3. What “The Simpsons” can teach us about Donald Trump: On my You Tube channel, I explained what the long-running animated cartoon — and this scene in particular — can tell us about the difficulties of covering the former president. Watch! And subscribe!
NOTABLE QUOTABLE
“Scarlett Johansson is hot, and I am genuinely jealous … At least you were played by a woman … I’ve also been played by a woman. They cast Aidy Bryant as me … She looks pretty good in a beard, by the way.” — Texas Sen. Ted Cruz
ONE GOOD CHART
The Senate may well move in the next few days to ban TikTok (or, at a minimum, force a sale of the China-owned company). But, the public has grown less supportive of such a ban in the last year, according to this Pew chart.
SONG OF THE DAY
Vampire Weekend doesn’t make a TON of music but the music they make is always GREAT. “Classical” — their new song — is no exception. And the band’s new album will be out early next month!
Yes, the Electoral College favors Rs in general. Similarly, the Senate provides an advantage to Rs b/c so many lower population and solid R states are pretty much guaranteed 2 Senate seats for Rs . ( Gentle reminder , CC, re your promised Senate battle piece) . And the advantage Rs have in the Senate means IMO that any effort to get rid of the filibuster will backfire in the long run. As to the CNN map, I agree that Nev is a toss-up. I’d say the same re Michigan. It also seems possible to me that Ds can win NC again b/c the far right loon they have running for Gov May depress R turn-out and motivate Ds.

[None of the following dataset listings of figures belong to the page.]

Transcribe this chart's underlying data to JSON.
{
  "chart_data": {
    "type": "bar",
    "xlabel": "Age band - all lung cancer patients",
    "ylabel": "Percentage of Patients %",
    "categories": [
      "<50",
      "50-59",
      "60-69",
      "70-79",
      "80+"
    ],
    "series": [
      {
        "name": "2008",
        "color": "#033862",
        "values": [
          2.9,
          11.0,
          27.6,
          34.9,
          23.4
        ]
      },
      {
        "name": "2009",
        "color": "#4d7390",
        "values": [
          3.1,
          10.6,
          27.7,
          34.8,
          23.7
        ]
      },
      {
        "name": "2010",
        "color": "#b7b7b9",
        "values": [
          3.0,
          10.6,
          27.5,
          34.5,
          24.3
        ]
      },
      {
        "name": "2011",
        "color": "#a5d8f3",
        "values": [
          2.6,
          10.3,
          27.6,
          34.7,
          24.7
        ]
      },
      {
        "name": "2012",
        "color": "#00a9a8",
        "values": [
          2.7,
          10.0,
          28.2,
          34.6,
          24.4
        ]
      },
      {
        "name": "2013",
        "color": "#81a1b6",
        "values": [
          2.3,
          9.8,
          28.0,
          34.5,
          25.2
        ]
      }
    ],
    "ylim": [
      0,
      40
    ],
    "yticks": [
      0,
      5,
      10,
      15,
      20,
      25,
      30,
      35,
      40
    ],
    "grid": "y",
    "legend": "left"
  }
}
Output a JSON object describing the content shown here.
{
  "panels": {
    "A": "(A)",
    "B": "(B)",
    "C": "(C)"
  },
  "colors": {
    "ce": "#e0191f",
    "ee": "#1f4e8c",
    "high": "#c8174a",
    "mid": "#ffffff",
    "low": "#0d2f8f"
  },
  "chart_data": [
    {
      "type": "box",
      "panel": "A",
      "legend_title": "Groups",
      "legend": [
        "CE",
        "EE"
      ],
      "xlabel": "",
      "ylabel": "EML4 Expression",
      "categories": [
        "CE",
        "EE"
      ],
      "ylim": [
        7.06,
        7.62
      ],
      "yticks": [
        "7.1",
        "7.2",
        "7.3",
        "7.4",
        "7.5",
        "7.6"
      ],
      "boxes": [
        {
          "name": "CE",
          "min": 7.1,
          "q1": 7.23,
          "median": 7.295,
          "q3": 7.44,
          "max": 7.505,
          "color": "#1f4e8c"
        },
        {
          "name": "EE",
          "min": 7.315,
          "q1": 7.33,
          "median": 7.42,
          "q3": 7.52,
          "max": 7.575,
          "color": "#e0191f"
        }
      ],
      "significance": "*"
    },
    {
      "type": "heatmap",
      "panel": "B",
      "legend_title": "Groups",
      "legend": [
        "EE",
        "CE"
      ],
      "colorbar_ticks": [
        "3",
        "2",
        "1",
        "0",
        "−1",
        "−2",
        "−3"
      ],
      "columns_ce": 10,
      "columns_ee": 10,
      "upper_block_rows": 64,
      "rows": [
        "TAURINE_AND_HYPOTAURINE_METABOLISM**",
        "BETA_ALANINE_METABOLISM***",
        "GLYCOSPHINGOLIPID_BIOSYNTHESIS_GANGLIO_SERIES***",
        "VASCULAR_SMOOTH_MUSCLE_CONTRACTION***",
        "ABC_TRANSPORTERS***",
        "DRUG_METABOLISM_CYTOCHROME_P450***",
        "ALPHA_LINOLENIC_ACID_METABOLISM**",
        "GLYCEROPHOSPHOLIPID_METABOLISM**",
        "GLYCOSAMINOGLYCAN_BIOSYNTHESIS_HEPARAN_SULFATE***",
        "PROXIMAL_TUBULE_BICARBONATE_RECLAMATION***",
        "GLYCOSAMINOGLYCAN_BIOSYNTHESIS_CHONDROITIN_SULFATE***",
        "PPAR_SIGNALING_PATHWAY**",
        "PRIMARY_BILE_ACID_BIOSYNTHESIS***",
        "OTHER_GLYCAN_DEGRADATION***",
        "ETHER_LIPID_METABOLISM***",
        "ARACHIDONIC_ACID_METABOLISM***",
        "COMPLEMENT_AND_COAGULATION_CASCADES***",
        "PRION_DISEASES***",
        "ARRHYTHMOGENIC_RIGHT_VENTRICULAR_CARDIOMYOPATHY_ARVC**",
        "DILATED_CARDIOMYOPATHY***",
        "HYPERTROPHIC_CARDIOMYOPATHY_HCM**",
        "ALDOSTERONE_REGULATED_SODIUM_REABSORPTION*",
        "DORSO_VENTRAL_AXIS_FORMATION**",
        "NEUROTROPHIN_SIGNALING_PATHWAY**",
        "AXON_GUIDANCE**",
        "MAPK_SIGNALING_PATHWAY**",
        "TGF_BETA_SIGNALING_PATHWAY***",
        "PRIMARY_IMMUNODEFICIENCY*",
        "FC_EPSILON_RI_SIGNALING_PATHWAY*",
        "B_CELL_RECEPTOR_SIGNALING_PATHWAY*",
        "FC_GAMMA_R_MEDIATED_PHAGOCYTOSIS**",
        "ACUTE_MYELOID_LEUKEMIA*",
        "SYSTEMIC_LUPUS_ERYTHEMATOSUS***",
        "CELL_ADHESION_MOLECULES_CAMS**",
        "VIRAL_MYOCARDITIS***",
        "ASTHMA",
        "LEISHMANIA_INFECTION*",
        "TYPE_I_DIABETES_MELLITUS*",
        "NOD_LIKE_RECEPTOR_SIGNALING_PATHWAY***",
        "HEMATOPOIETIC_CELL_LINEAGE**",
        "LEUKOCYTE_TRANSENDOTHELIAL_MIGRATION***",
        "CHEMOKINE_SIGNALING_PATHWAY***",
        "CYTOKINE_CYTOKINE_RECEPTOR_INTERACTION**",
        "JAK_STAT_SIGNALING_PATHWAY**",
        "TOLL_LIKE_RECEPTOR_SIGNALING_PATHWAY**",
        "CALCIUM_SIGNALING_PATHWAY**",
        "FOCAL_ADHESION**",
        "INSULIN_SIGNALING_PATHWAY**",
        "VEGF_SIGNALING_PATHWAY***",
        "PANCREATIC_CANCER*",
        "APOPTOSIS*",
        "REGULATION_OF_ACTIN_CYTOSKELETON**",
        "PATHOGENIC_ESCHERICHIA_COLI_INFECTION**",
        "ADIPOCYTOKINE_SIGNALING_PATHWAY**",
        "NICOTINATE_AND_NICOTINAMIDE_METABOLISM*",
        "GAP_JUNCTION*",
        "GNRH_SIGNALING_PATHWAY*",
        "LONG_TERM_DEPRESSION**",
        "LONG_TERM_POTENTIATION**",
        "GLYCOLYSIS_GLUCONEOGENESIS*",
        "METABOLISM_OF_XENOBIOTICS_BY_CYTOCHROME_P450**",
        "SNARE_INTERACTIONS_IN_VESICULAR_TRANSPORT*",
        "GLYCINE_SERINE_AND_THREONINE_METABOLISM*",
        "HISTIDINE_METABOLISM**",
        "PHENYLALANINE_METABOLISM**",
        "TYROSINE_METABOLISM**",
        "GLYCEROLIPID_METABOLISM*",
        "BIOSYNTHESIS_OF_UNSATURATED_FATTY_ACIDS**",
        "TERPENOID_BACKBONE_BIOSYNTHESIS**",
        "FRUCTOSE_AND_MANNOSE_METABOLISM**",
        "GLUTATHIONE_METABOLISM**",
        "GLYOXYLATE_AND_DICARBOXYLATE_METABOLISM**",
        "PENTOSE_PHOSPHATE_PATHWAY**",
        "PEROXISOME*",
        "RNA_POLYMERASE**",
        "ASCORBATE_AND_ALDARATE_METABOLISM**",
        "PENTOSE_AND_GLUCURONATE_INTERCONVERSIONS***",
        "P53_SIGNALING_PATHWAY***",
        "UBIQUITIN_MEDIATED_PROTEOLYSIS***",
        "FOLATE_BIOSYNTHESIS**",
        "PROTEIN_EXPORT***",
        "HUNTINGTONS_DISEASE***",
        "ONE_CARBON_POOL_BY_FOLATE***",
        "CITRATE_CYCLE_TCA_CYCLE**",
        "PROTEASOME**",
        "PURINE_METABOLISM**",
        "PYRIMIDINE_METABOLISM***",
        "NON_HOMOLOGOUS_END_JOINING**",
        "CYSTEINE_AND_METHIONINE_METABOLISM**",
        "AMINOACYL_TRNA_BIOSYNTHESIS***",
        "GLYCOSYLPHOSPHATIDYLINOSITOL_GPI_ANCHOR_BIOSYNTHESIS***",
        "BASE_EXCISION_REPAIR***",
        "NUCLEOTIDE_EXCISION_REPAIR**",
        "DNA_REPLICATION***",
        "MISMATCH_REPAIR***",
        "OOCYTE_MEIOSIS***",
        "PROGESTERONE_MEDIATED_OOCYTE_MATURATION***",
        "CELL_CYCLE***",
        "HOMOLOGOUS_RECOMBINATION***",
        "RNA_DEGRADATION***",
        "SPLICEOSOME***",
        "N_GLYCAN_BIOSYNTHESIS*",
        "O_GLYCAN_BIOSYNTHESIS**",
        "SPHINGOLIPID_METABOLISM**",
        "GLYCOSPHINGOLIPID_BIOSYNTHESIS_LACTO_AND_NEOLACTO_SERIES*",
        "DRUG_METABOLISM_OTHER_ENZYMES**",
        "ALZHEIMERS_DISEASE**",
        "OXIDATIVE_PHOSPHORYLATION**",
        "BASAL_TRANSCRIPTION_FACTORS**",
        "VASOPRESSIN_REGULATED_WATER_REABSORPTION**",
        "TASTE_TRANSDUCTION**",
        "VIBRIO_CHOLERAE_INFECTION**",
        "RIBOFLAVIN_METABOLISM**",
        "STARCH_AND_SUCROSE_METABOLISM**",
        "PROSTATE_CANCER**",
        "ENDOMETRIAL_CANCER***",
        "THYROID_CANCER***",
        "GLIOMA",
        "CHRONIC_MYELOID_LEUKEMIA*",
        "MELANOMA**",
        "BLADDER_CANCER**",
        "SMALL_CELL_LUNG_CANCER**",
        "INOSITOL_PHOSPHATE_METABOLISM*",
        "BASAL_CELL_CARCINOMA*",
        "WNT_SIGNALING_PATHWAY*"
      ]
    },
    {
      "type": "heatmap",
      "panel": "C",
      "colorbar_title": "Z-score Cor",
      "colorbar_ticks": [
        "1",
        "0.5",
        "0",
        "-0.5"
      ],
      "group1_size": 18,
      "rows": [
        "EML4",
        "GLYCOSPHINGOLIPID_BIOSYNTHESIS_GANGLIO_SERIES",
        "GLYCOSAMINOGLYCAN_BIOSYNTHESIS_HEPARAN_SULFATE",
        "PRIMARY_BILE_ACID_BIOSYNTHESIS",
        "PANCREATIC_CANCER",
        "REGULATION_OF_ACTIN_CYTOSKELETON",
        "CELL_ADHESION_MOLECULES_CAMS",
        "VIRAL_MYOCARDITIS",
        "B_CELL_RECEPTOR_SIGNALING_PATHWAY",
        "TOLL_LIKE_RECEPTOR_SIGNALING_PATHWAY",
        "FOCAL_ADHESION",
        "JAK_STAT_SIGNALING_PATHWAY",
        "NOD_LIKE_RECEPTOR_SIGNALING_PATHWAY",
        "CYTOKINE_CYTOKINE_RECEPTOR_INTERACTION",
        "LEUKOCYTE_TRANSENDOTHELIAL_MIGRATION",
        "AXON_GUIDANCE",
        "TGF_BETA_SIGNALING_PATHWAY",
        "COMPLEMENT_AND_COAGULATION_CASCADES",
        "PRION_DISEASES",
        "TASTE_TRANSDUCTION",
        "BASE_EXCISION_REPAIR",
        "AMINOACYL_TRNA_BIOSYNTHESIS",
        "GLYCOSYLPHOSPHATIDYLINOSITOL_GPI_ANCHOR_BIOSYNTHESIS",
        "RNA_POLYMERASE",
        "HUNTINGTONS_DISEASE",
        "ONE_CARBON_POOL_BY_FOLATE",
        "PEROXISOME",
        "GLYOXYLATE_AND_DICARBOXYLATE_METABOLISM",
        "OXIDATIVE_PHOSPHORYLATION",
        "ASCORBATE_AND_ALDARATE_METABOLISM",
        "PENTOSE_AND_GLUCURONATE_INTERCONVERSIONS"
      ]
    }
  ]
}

Please STOP USING POLLS EIGHT MONTHS OUT!!!
538 had a great article today showing that polls in March are not very predictive.
https://abcnews.go.com/538/trump-leading-polls-plenty-time-biden-catch/story?id=108062780
It's silly to count NV and MI as "lean GOP" and just hand them to Trump, like you did. Take either of them away (I suspect Biden WILL win both) and the whole premise falls apart into a lump of nonsense.
No. Trump does NOT have "272" EC votes. Just stop.